Les signes qui doivent vous alerter
Picotements et fourmillements
C’est souvent le premier signal. Une sensation de « fourmis » qui court dans les pieds, surtout le soir. Parfois intermittente, parfois plus persistante. Beaucoup l’ignorent, attribuant cela à une simple fatigue ou à une mauvaise position.
À surveiller : si les picotements deviennent réguliers, s’ils s’étendent vers le haut (chevilles, mollets), ou s’ils s’accompagnent d’autres symptômes.
Engourdissements et perte de sensibilité
Vous avez l’impression de marcher sur un tapis épais ? Vos pieds semblent moins sensibles aux changements de température ? Vous ne sentez plus le sol de la même manière ?

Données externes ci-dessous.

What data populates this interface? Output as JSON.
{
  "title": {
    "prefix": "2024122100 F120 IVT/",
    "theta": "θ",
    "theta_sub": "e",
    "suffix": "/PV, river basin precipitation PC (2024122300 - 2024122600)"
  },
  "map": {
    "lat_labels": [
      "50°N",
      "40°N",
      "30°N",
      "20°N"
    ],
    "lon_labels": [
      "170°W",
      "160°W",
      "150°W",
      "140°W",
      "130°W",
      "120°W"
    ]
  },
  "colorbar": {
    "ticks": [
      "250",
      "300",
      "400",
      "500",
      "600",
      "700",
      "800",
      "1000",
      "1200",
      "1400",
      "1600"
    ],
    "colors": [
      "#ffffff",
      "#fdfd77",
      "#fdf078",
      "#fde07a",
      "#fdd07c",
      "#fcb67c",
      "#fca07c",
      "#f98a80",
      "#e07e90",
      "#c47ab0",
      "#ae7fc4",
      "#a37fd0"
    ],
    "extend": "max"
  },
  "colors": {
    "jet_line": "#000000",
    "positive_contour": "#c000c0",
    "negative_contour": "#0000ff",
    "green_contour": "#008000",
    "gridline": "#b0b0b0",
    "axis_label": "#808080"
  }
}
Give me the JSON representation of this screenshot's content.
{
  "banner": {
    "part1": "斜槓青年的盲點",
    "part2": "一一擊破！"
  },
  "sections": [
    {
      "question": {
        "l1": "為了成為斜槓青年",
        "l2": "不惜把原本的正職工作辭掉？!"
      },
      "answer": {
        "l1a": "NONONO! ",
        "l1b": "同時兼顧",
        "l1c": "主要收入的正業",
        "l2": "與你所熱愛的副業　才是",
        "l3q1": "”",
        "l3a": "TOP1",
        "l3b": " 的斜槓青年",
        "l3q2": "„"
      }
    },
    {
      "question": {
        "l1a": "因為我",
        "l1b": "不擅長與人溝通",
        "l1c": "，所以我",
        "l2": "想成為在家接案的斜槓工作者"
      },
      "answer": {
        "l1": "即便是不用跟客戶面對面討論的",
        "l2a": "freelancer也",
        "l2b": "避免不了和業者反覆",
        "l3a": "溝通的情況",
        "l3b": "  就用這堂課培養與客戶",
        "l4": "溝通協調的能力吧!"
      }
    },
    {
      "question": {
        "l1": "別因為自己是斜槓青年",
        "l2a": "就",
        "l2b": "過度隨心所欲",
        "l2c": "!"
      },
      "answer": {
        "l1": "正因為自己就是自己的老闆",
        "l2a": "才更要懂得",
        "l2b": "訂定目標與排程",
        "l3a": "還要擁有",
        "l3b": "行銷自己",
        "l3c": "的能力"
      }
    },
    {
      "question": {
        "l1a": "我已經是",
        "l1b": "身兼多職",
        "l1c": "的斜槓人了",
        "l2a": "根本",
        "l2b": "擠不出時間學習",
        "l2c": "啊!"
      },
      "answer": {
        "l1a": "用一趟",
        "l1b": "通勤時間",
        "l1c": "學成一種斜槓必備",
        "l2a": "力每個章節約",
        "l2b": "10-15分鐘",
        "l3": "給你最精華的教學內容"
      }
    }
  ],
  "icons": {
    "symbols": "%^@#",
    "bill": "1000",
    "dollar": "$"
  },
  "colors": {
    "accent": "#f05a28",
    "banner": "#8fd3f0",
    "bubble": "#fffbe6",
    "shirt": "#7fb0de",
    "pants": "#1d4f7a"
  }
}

La perte de sensibilité est un signe préoccupant car elle augmente le risque de blessures. Une ampoule, une coupure, un corps étranger dans la chaussure peuvent passer inaperçus et s’infecter.
Douleurs brûlantes ou décharges électriques
Certaines personnes décrivent une sensation de brûlure, surtout la nuit. D’autres parlent de décharges électriques, de douleurs fulgurantes qui partent des orteils et remontent. Ces douleurs neuropathiques sont souvent mal soulagées par les antalgiques classiques et nécessitent une prise en charge spécifique.